A Reuters witness heard the sound of what looked to be explosions in the distance from the capital, Kyiv, just after Mr Putin spoke.
The separatist eastern Ukrainian city of Donetsk was also rocked by explosions, and civilian planes were told to stay away as the US warned that Russia will launch a big strike on its neighbour.
Mr Putin said he had authorised a special military operation in separatist parts of eastern Ukraine, and that conflicts between Russian and Ukrainian forces were just a matter of time in statements carried by Russian media.
Mr Putin claimed he had instructed Russian forces to defend the people and demanded that Ukrainian soldiers lay down their guns, only hours after pro-Russian rebels appealed to Moscow for assistance in stopping purported Ukrainian assault – assertions the US condemned as Russian propaganda.

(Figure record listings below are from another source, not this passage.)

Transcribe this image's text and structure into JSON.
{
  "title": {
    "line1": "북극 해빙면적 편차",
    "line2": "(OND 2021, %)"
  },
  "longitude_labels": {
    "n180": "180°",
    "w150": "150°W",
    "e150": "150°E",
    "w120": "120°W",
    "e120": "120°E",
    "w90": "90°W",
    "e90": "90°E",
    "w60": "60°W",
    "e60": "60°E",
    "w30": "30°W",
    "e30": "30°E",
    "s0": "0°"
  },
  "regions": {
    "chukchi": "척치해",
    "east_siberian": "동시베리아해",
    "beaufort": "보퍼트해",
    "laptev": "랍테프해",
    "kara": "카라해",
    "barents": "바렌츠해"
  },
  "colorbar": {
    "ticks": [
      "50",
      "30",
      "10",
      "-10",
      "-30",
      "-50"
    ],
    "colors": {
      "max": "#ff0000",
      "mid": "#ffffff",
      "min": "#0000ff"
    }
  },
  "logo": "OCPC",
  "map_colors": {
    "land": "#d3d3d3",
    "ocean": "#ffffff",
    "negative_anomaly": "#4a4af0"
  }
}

He reiterated his opposition to Nato’s expansion into Ukraine.
Shortly before Mr Putin’s declaration, the US warned that an invasion was coming at the United Nations Security Council.
“We are here tonight because, together with Ukraine, we think that a full-scale, additional incursion into Ukraine by Russia is likely,” US Ambassador to the UN Linda Thomas-Greenfield addressed an emergency conference.
“The Russians are closing airspace tonight, moving soldiers into Donbas, and repositioning forces for fight. It’s a dangerous time right now.”
Ukraine has barred civilian aircraft in its airspace owing to a “possible danger,” hours after a conflict zone monitor advised airlines to avoid overflights due to the possibility of an unintentional shootdown or cyber-attack.
According to a notification to airmen, Russia also partially blocked its airspace in the Rostov flight information zone, east of the Ukrainian border, “in order to guarantee safety” for civil aviation aircraft.